Thanksgiving is upon us, and it's a tradition of gathering for a feast. I start Thanksgiving on Tuesday and run through Sunday.

I can't not think about the genocide settlers visited upon the native americans, the various tribes indigenous to the land. That happened, there's genocides going on right now, it's a way humans think to somehow simplify life, and yet it makes it so complicated. We're all just confused simplifiers. What a horrible thing to have your tribe winnowed down and eliminated. I never had a tribe, but I have family and packs of categories I sometimes feel affinity for. I used to think I ran in the tribe of Buddhists, but getting to know them more, not sure it's a unified tribe. I have a local sangha, and they're of mixed quality, all very great people, but my relationships with them are mixed.

It's hard to be proud of who you are, it seems for humans, and not try to force people to be your way. Just enjoy, why proselytize? Why other people?

It's just relationships now for me, at this stage in my life.
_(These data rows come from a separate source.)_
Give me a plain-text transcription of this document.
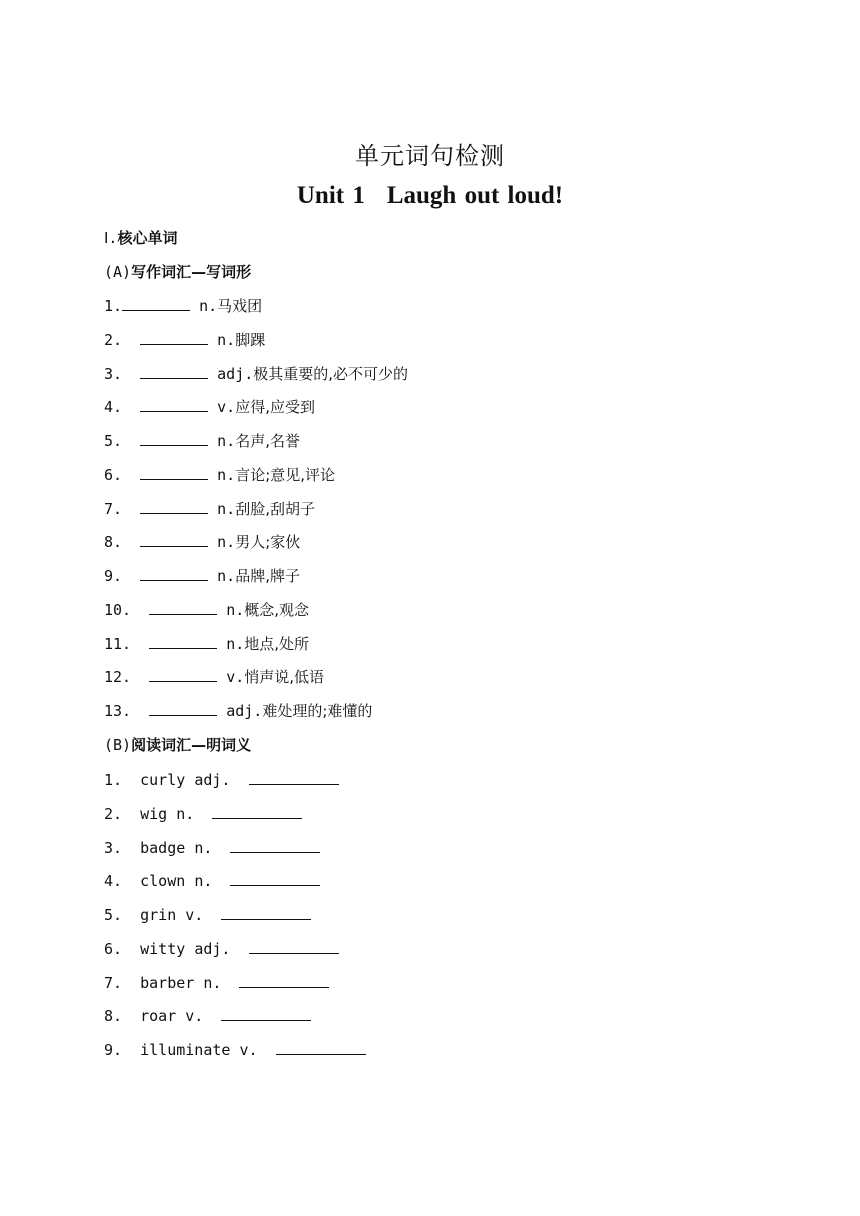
单元词句检测
Unit 1 Laugh out loud!
Ⅰ.核心单词
(A)写作词汇—写词形
1.	n.马戏团
2.	n.脚踝
3.	adj.极其重要的,必不可少的
4.	v.应得,应受到
5.	n.名声,名誉
6.	n.言论;意见,评论
7.	n.刮脸,刮胡子
8.	n.男人;家伙
9.	n.品牌,牌子
10.	n.概念,观念
11.	n.地点,处所
12.	v.悄声说,低语
13.	adj.难处理的;难懂的
(B)阅读词汇—明词义
1. curly adj.
2. wig n.
3. badge n.
4. clown n.
5. grin v.
6. witty adj.
7. barber n.
8. roar v.
9. illuminate v.
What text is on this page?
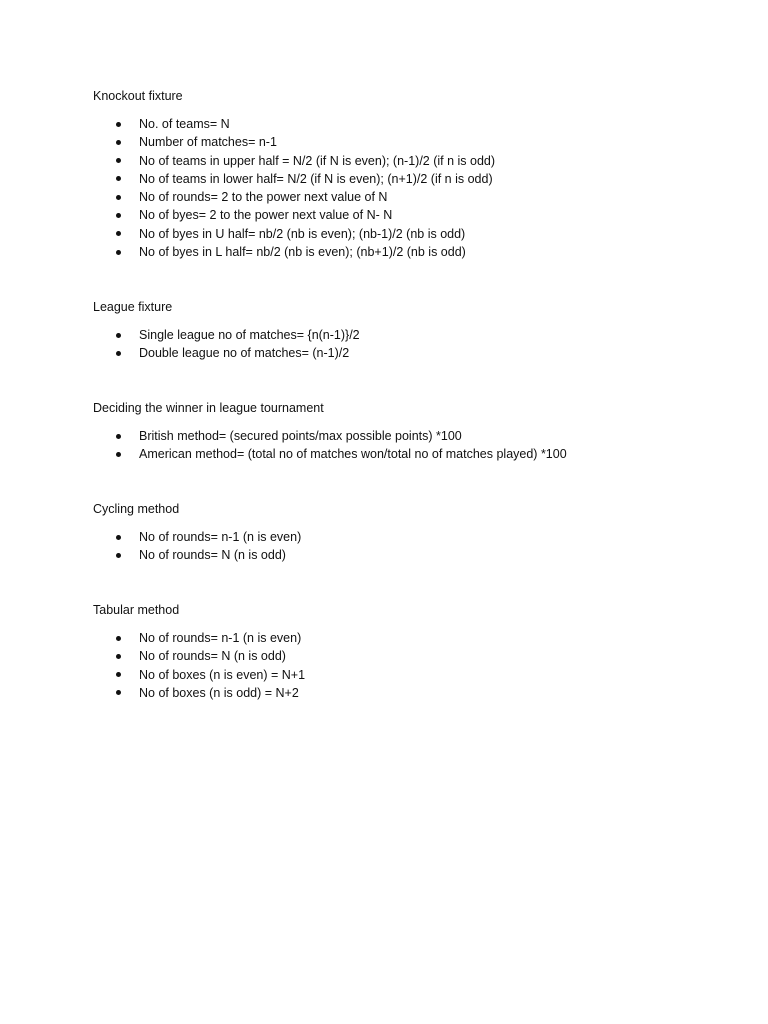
Knockout fixture
No. of teams= N
Number of matches= n-1
No of teams in upper half = N/2 (if N is even); (n-1)/2 (if n is odd)
No of teams in lower half= N/2 (if N is even); (n+1)/2 (if n is odd)
No of rounds= 2 to the power next value of N
No of byes= 2 to the power next value of N- N
No of byes in U half= nb/2 (nb is even); (nb-1)/2 (nb is odd)
No of byes in L half= nb/2 (nb is even); (nb+1)/2 (nb is odd)
League fixture
Single league no of matches= {n(n-1)}/2
Double league no of matches= (n-1)/2
Deciding the winner in league tournament
British method= (secured points/max possible points) *100
American method= (total no of matches won/total no of matches played) *100
Cycling method
No of rounds= n-1 (n is even)
No of rounds= N (n is odd)
Tabular method
No of rounds= n-1 (n is even)
No of rounds= N (n is odd)
No of boxes (n is even) = N+1
No of boxes (n is odd) = N+2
Everyone has gone away except a few dogged people who hang around. My daughter is very intense, but my sons have disappeared into adulthood. I said school, work and girlfriends and someone emphasized girlfriends. I've been alone for several years now for the first time since I was 16 and could drive. I can see now why bell hooks just focused on friendships.

We don't have rainy season retreats in North America, but for me winter time is a good time to intensify. I mean any time is a good time to intensify, but I'm trying to petal to the metal more mindfully these days, I can skid off the road quite easily. 

I'm oddly grateful to people who are gone, family and friends. I'm grateful for relationships that are dead now, even if the other person isn't dead, we shared a time together, but now not so much. There's so much clinging to relationships, pushing myself to let go if I have to. I'm afraid I'm like the settlers, it's not that healthy to be kind to me, but so many people are kind to me. 

I like my spartan batchelor existence, with minding duties for my daughter. She's really the center of my universe, she's my guru. So kind, thoughtful, soulfull, artistic, expressive, joyful, young and confused. So I'm thankful to be able to be her father. Happy Thanksgiving to you and what you're thankful for. 


She’s a little older now.

She meets her classmate Lucas on the walk to school, and they just run. The running is the play. They run till they have to catch their breath. It's delightful.